Aim: To compare the bioavailability of two estazolam (CAS 29975-16-4) tablet formulations (Estalin (R) 2 mg tablets as test formulation and 2 mg tablets of the originator product as reference formulation). Methods: The study was conducted according to an open label, randomized two-way cross-over design with a two-week washout period. Twenty-four subjects received each of the two estazolam formulations. Blood samples for pharmacokinetic profiling were taken up to 72 h after drug administration in fasting condition.
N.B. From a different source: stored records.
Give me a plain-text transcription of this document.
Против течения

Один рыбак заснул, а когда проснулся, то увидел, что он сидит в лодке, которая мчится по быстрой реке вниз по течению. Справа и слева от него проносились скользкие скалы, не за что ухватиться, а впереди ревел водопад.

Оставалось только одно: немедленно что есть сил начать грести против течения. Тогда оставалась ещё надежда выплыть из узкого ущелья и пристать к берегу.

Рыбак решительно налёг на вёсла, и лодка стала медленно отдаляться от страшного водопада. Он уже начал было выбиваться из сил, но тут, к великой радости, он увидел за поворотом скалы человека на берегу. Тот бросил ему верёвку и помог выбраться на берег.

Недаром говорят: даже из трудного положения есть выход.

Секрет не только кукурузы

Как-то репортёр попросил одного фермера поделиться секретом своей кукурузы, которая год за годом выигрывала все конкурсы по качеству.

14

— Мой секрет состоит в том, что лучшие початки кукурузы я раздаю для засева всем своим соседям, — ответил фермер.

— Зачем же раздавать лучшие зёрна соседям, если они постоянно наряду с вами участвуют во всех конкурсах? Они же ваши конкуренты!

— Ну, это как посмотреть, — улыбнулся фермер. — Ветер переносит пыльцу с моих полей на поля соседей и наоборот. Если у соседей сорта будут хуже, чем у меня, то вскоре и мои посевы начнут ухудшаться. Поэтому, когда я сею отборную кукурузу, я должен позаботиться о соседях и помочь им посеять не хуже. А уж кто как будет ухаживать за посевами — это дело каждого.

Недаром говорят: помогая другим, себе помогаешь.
Plasma concentrations of estazolam were determined with a validated HPLC method with ultraviolet detection. Pharmacokinetic parameters were calculated from observed plasma concentration-time profiles. Results: The mean AUC(0-t),AUC(0-infinity). and C-max were 2581.38 ng . h/mL, 2934.37 ng h/mL and 95.25 ng/mL, respectively for the test formulation and 2835.75 ng . h/mL, 3207.73 ng . h/mL and 99.32 ng/mL, respectively, for the reference formulation. The median T-max for both formulations was 1 h. The point estimates and 90% confidence intervals for AUC(0-t), AUC(0-infinity) and C-max were 91.03 % (87.48-94.72%), 91.48% (86.67-96.55%) and 95.90% (92.60-99.31%) respectively, satisfying the bioequivalence criteria of the European Committee for Proprietary Medicinal Products and the US Food and Drug Administration guidelines. Conclusion: These results indicate that two formulations of estazolam are bioequivalent and, thus, may be prescribed interchangeably.